You have touched on 3 "classes" of system encodings:
- default encoding of the file content
- the encoding of the file path
- the "text" encoding when use the platform APIs

Are there more?

> so in theory file.encoding should be used to only for the encoding of "file 
content", and
> the sun.jnu.encoding should be used when you need the encoding to talk to 
those  platform APIs

Which property is used for the encoding of the file path?

In Charset.defaultCharset() it is not specified, on which of those 3+? 
"classes" this method refers.
IMHO this should be done!

Thanks,
-Ulf


Am 05.07.2012 09:52, schrieb Xueming Shen:
The code cited is a little shortcut, if there is locale over there is indeed 
using
utf-16, or any encoding that needs to switch/shift into ASCII (or its single 
byte
charset area) with a shift/in/out character.. So far I'm not aware of any such
a locale on any our supported platform. Historically, this kind of assumption
might run into trouble when being ported to other platform, such as ebcdic
based system (but I don't think it's a problem in this case). Ideally, the code
probably should be coded to be able to deal with a mb type of "/", but obviously
it was decided to take the short-cut for better performance here.

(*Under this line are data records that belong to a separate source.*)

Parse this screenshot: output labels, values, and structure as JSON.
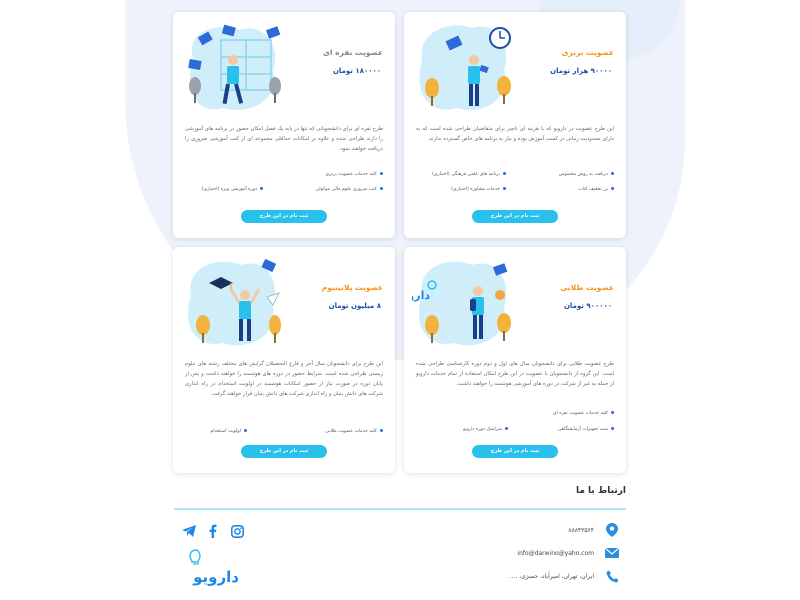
{
  "plans": [
    {
      "title": "عضویت برنزی",
      "price": "۹۰۰۰۰   هزار تومان",
      "desc": "این طرح عضویت در دارویو که با هزینه ای ناچیز برای متقاضیان طراحی شده است که به دارای محدودیت زمانی در کسب آموزش بوده و نیاز به برنامه های خاص گسترده ندارند.",
      "features": [
        "دریافت به روش مخصوص",
        "برنامه های علمی فرهنگی (اختیاری)",
        "بن تخفیف کتاب",
        "خدمات مشاوره (اختیاری)"
      ],
      "button": "ثبت نام در این طرح"
    },
    {
      "title": "عضویت نقره ای",
      "price": "۱۸۰۰۰۰ تومان",
      "desc": "طرح نقره ای برای دانشجویانی که تنها در پایه یک فصل امکان حضور در برنامه های آموزشی را دارند طراحی شده و علاوه بر امکانات حداقلی مجموعه ای از کتب آموزشی ضروری را دریافت خواهند نمود.",
      "features": [
        "کلیه خدمات عضویت برنزی",
        "کتب ضروری علوم مالی موکولی",
        "دوره آموزشی ویژه (اختیاری)"
      ],
      "button": "ثبت نام در این طرح"
    },
    {
      "title": "عضویت طلایی",
      "price": "۹۰۰۰۰۰ تومان",
      "desc": "طرح عضویت طلایی برای دانشجویان سال های اول و دوم دوره کارشناسی طراحی شده است. این گروه از دانشجویان با عضویت در این طرح امکان استفاده از تمام خدمات دارویو از جمله به غیر از شرکت در دوره های آموزشی هوشمند را خواهند داشت.",
      "features": [
        "کلیه خدمات عضویت نقره ای",
        "ست تجهیزات آزمایشگاهی",
        "سرامیک دوره دارویو"
      ],
      "button": "ثبت نام در این طرح"
    },
    {
      "title": "عضویت پلاتینیوم",
      "price": "۸ میلیون تومان",
      "desc": "این طرح برای دانشجویان سال آخر و فارغ التحصیلان گرایش های مختلف رشته های علوم زیستی طراحی شده است. شرایط حضور در دوره های هوشمند را خواهند داشت و پس از پایان دوره در صورت نیاز از حضور امکانات هوشمند در اولویت استخدام در راه اندازی شرکت های دانش بنیان و راه اندازی شرکت های دانش بنیان قرار خواهند گرفت.",
      "features": [
        "کلیه خدمات عضویت طلایی",
        "اولویت استخدام"
      ],
      "button": "ثبت نام در این طرح"
    }
  ],
  "contact": {
    "title": "ارتباط با ما",
    "phone": "۸۸۸۴۳۵۶۴",
    "email": "info@darwino@yaho.com",
    "address": "ایران، تهران، امیرآباد، جمبزی، ....",
    "brand": "دارویو"
  },
  "colors": {
    "accent": "#29c1ec",
    "title_orange": "#f2951c",
    "price_blue": "#1a4fa8",
    "icon_blue": "#2a8ee0"
  },
  "icons": [
    "location-icon",
    "email-icon",
    "phone-icon",
    "telegram-icon",
    "facebook-icon",
    "instagram-icon"
  ]
}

"We" have been taking the stand that file.encoding is an informative/read-only
system property for a long time, mainly because of two reasons. First this
property is really defined/implemented/used as the default encoding that the jvm
uses to communicated with the underlying platform for local/encoding sensitive
stuff, the default encoding of the file content, the encoding of the file path 
and
the "text" encoding when use the platform APIs, for example. It's like a 
"contract"
between the jvm and the underlying platform, it needs to be understood by both
and agreed on by both. So it needs to be set based on what your underlying 
system
is using,  not something you want to set via either -D or System.setProperty. If
your underlying locale is not UTF-16, I don't think you should expect the jvm
could work correctly if it keeps "talking" in UTF-16 to the underlying system,
for example, pass in a file name in utf-16, when your are running on a utf-8
locale (it is more complicated on a windows platform, when you have system
locale and user locale, and historically file.encoding was used for both, 
consider
if your system locale and user locale are set differently...).

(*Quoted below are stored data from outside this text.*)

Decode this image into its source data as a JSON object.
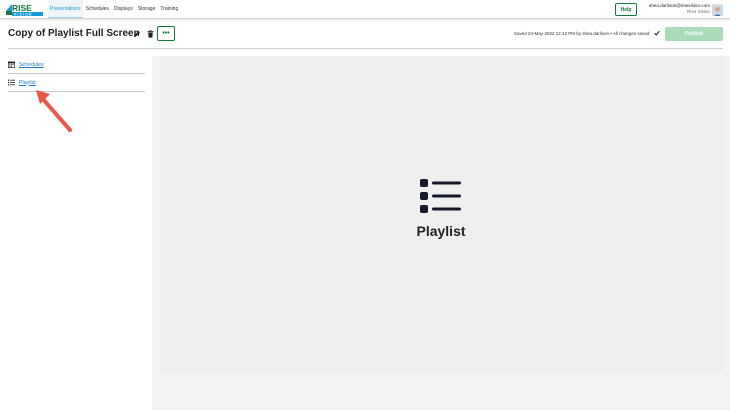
{
  "brand": {
    "logo_text": "RISE",
    "logo_subtext": "VISION",
    "colors": {
      "green": "#107a3a",
      "light_green": "#a9dcb9",
      "link_blue": "#1a7ac9",
      "arrow_red": "#e8574a"
    }
  },
  "nav": {
    "links": [
      "Presentations",
      "Schedules",
      "Displays",
      "Storage",
      "Training"
    ],
    "active": "Presentations",
    "help_label": "Help",
    "user_email": "shea.darlison@risevision.com",
    "user_company": "Rise Vision"
  },
  "editor": {
    "title": "Copy of Playlist Full Screen",
    "edit_icon": "pencil-icon",
    "delete_icon": "trash-icon",
    "more_label": "•••",
    "saved_text": "Saved 24-May-2022 12:43 PM by shea.darlison • All changes saved",
    "publish_label": "Publish"
  },
  "sidebar": {
    "items": [
      {
        "label": "Schedules",
        "icon": "calendar-icon"
      },
      {
        "label": "Playlist",
        "icon": "list-icon"
      }
    ]
  },
  "main": {
    "heading": "Playlist",
    "icon": "playlist-icon"
  }
}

The property sun.jnu.encoding introduced in jdk6 (this is mainly
to address the issue we have with file.encoding on windows platform though)
somehow helps remove some "pressure" from the file.encoding, so in theory
file.encoding should be used to only for the encoding of "file content", and
the sun.jnu.encoding should be used when you need the encoding to talk to
those  platform APIs, so something might be done here (currently file.encoding
and sun.jnu.encoding are set to the same thing on non-Windows platform).

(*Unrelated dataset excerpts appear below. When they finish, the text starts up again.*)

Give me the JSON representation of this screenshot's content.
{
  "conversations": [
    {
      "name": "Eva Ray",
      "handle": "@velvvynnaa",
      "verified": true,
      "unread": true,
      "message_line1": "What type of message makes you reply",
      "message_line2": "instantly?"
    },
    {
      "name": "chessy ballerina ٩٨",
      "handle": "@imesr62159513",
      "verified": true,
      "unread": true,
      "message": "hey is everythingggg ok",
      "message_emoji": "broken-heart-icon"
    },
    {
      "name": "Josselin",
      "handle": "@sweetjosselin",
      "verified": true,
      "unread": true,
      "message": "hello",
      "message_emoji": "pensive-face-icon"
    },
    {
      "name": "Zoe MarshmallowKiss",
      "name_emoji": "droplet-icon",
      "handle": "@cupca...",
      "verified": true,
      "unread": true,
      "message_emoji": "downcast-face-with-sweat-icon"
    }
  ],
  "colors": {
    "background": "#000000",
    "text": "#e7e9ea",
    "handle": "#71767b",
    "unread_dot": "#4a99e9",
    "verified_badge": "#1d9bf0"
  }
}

The other reason is the timing of how the file.encoding is being initialized and
how it is being used during the "complicated" system initialization stage, 
almost
everyone touched System. initializeSystemClass() got burned here and there
in the past:-)  So sometime you want to ask if it is worth the risk to change
something work for a use scenario that is not "supported". That said, as
I said above,  something might be done  to address this issue, but obviously
not a priority for now.

-Sherman

if you want to do -Dfile.encoding=xyz, you
are on your own, it might work, it might not work.